I feel quite innocent in the house and techno world because as much as I do know about it there’s a hell of a lot I don’t. It’s almost like starting again, and I think you need that excitement in your life – I had to do this for my own good. I’ve got to put myself in situations where I don’t feel that confident. With drum and bass I can just turn up to a gig, play records, know I’m gonna make people dance, know I’m gonna make people enjoy themselves without even thinking about it. I want to be in a situation where I get nervous again. You can’t just keep doing the same thing all your life and get away with it – you need to challenge yourself. The whole Trevino thing’s been like that and I’m a happier person for it, that’s for sure.

the view from people outside drum and bass is that it’s not cool at all, and I completely get that.

Did you feel like you were coasting with Intalex?

Yeah, without question. It’s a natural thing. I know how to do it – I know what I’m into and I know how to play it. It’s not like I have to… – in fact, I haven’t done for a long time – to practise anything in terms of DJing. I don’t have a mix at home any more. But I do have to put time aside to do it for Trevino. There’s all this fucking music, I’m finding new artists and new music pretty much daily. I turn up at a gig, I’ve got all these tunes on my laptop, I look at it and I know it’s all good but I don’t know what the fuck anything is, literally. I have to mix at home a couple of times out a week just to keep up with it and pick out the tunes that I really do like and the ones that I know are gonna work. In that way I’m enjoying it more as well because I’m more involved in the music again.

You sound like an excited teenager.

I guess after years of not being excited it had to come out that way.

Author Greg Scarth
28th August, 2013


  • Great interview! Conducted really well.

  • Great interview. Been a massive fan of Marcus for a long time.

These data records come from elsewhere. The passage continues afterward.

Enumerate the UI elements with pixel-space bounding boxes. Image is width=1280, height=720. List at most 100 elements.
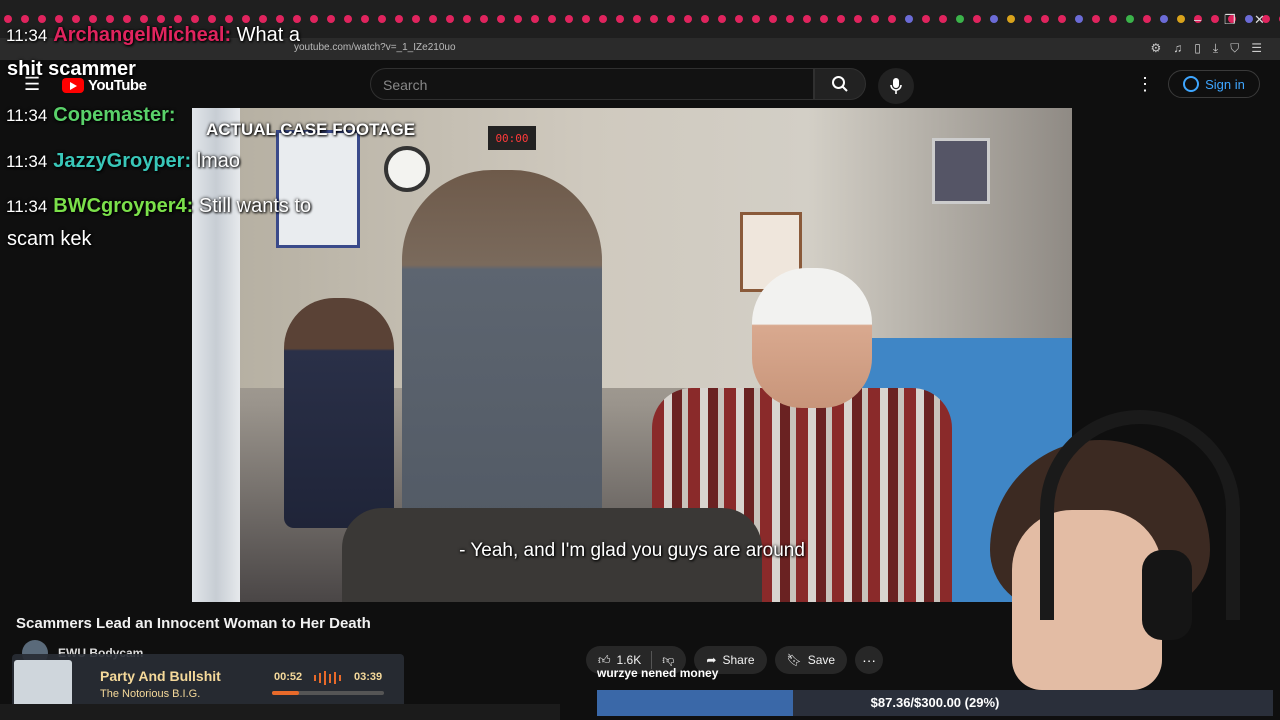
browser-tab-favicon[interactable] [361, 15, 369, 23]
extension-icons: ⚙ ♫ ▯ ⤓ ⛉ ☰ [1151, 41, 1262, 56]
browser-tab-favicon[interactable] [1160, 15, 1168, 23]
browser-tab-favicon[interactable] [378, 15, 386, 23]
browser-tab-favicon[interactable] [106, 15, 114, 23]
sign-in-button[interactable]: Sign in [1168, 70, 1260, 98]
browser-tab-favicon[interactable] [225, 15, 233, 23]
browser-tab-favicon[interactable] [820, 15, 828, 23]
browser-tab-favicon[interactable] [548, 15, 556, 23]
browser-tab-favicon[interactable] [990, 15, 998, 23]
browser-tab-favicon[interactable] [497, 15, 505, 23]
browser-tab-favicon[interactable] [718, 15, 726, 23]
browser-tab-favicon[interactable] [412, 15, 420, 23]
music-icon[interactable]: ♫ [1173, 41, 1182, 56]
search-input[interactable]: Search [370, 68, 814, 100]
browser-tab-favicon[interactable] [259, 15, 267, 23]
url-text[interactable]: youtube.com/watch?v=_1_IZe210uo [294, 42, 456, 53]
browser-tab-favicon[interactable] [871, 15, 879, 23]
browser-tab-favicon[interactable] [123, 15, 131, 23]
browser-tab-favicon[interactable] [72, 15, 80, 23]
browser-tab-favicon[interactable] [616, 15, 624, 23]
save-button[interactable]: 🔖︎ Save [774, 646, 848, 674]
browser-tab-favicon[interactable] [939, 15, 947, 23]
settings-kebab-icon[interactable]: ⋮ [1136, 74, 1154, 95]
browser-tab-favicon[interactable] [565, 15, 573, 23]
browser-tab-favicon[interactable] [310, 15, 318, 23]
browser-tab-favicon[interactable] [174, 15, 182, 23]
browser-tab-favicon[interactable] [157, 15, 165, 23]
browser-tab-favicon[interactable] [463, 15, 471, 23]
search-button[interactable] [814, 68, 866, 100]
browser-tab-favicon[interactable] [973, 15, 981, 23]
browser-tab-favicon[interactable] [208, 15, 216, 23]
browser-tab-favicon[interactable] [752, 15, 760, 23]
browser-tab-favicon[interactable] [140, 15, 148, 23]
browser-tab-favicon[interactable] [89, 15, 97, 23]
browser-tab-favicon[interactable] [242, 15, 250, 23]
chat-username: BWCgroyper4: [53, 195, 194, 217]
sidebar-icon[interactable]: ▯ [1194, 41, 1201, 56]
browser-tab-favicon[interactable] [1092, 15, 1100, 23]
puzzle-icon[interactable]: ⚙ [1151, 41, 1162, 56]
chat-username: Copemaster: [53, 104, 176, 126]
browser-tab-favicon[interactable] [38, 15, 46, 23]
menu-icon[interactable]: ☰ [1251, 41, 1262, 56]
browser-tab-favicon[interactable] [701, 15, 709, 23]
browser-tab-favicon[interactable] [1075, 15, 1083, 23]
browser-tab-favicon[interactable] [1109, 15, 1117, 23]
browser-tab-favicon[interactable] [633, 15, 641, 23]
video-frame-monitor [932, 138, 990, 204]
chat-message: 11:34 Copemaster: [6, 104, 176, 126]
browser-tab-favicon[interactable] [1058, 15, 1066, 23]
voice-search-button[interactable] [878, 68, 914, 104]
browser-tab-favicon[interactable] [480, 15, 488, 23]
browser-tab-favicon[interactable] [786, 15, 794, 23]
browser-tabs[interactable] [4, 15, 1280, 23]
browser-tab-favicon[interactable] [344, 15, 352, 23]
more-actions-button[interactable]: ··· [855, 646, 884, 674]
donation-message: wurzye nened money [597, 666, 719, 680]
maximize-icon[interactable]: ❐ [1224, 12, 1236, 28]
download-icon[interactable]: ⤓ [1213, 41, 1218, 56]
video-frame-patient-head [752, 268, 872, 408]
song-artist: The Notorious B.I.G. [100, 688, 201, 700]
browser-tab-favicon[interactable] [1126, 15, 1134, 23]
browser-tab-favicon[interactable] [956, 15, 964, 23]
browser-tab-favicon[interactable] [429, 15, 437, 23]
browser-tab-favicon[interactable] [531, 15, 539, 23]
browser-tab-favicon[interactable] [769, 15, 777, 23]
browser-tab-favicon[interactable] [514, 15, 522, 23]
browser-tab-favicon[interactable] [650, 15, 658, 23]
browser-tab-favicon[interactable] [735, 15, 743, 23]
browser-tab-favicon[interactable] [4, 15, 12, 23]
browser-tab-favicon[interactable] [1143, 15, 1151, 23]
browser-tab-favicon[interactable] [1211, 15, 1219, 23]
browser-tab-favicon[interactable] [55, 15, 63, 23]
browser-tab-favicon[interactable] [837, 15, 845, 23]
browser-tab-favicon[interactable] [293, 15, 301, 23]
browser-tab-favicon[interactable] [276, 15, 284, 23]
browser-tab-favicon[interactable] [599, 15, 607, 23]
browser-tab-favicon[interactable] [327, 15, 335, 23]
browser-tab-favicon[interactable] [582, 15, 590, 23]
browser-tab-favicon[interactable] [395, 15, 403, 23]
browser-tab-favicon[interactable] [446, 15, 454, 23]
webcam-ear-cup [1142, 550, 1192, 640]
browser-tab-favicon[interactable] [888, 15, 896, 23]
minimize-icon[interactable]: – [1194, 12, 1201, 27]
browser-tab-favicon[interactable] [803, 15, 811, 23]
browser-tab-favicon[interactable] [1007, 15, 1015, 23]
browser-tab-favicon[interactable] [21, 15, 29, 23]
close-icon[interactable]: ✕ [1254, 12, 1265, 28]
browser-tab-favicon[interactable] [922, 15, 930, 23]
browser-tab-favicon[interactable] [684, 15, 692, 23]
shield-icon[interactable]: ⛉ [1230, 41, 1239, 56]
search-icon [832, 76, 848, 92]
browser-tab-favicon[interactable] [854, 15, 862, 23]
browser-tab-favicon[interactable] [191, 15, 199, 23]
browser-tab-favicon[interactable] [667, 15, 675, 23]
browser-tab-favicon[interactable] [1245, 15, 1253, 23]
browser-tab-favicon[interactable] [1024, 15, 1032, 23]
browser-tab-favicon[interactable] [905, 15, 913, 23]
browser-tab-favicon[interactable] [1041, 15, 1049, 23]
browser-tab-favicon[interactable] [1177, 15, 1185, 23]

Mistical Dub 1 & 2 and pretty much everything else he did with ST Files and put out on Soul:r and Revolve:r are up there as some of the best dnb made in the last 10-20 years and its awesome to see him finding his feet as a solid House and Techno producer.

    I think a lot of his dnb fans have grown older with him, simple as that.

  • Incredible interview – with great and insightful responses from Marcus. Brilliant questions from the interviewer, too.

    (Yet) another quality article from Attack. Thanks again guys.

  • Great openhearted interview 🙂

    Enjoyed it !

  • Thanks for this. Really good interview. Attack always seems to get a lot more out of artists than other magazines do. Big up Marcus and big up Greg Scarth for the questions.

  • love trev, nice interviewings

  • Love his contributions to dnb and old stuff, ‘Temperance’ will be with me forever

  • watched him at outlook last week . love this guy’s music…

  • “There’s a lot of producers out there who are great engineers but they’re not making great music. They make everything sound fucking brilliant but they always use a certain snare because they know that snare’s perfect to go with that kick drum… All of a sudden you define exactly what your tune’s going to be before you even start making music. That’s one of my criticisms of today’s drum and bass. It’s all about it sounding amazing. I don’t give a fuck… Well, I do care how it sounds, don’t get me wrong, but the vibe’s always the first thing. It has to be about the vibe and then you work around it.”

    Amen, this killed drum & bass for me.

  • Sincere passionate and inspiring, thank you very much Trevino, your work is amazing, keep exploring!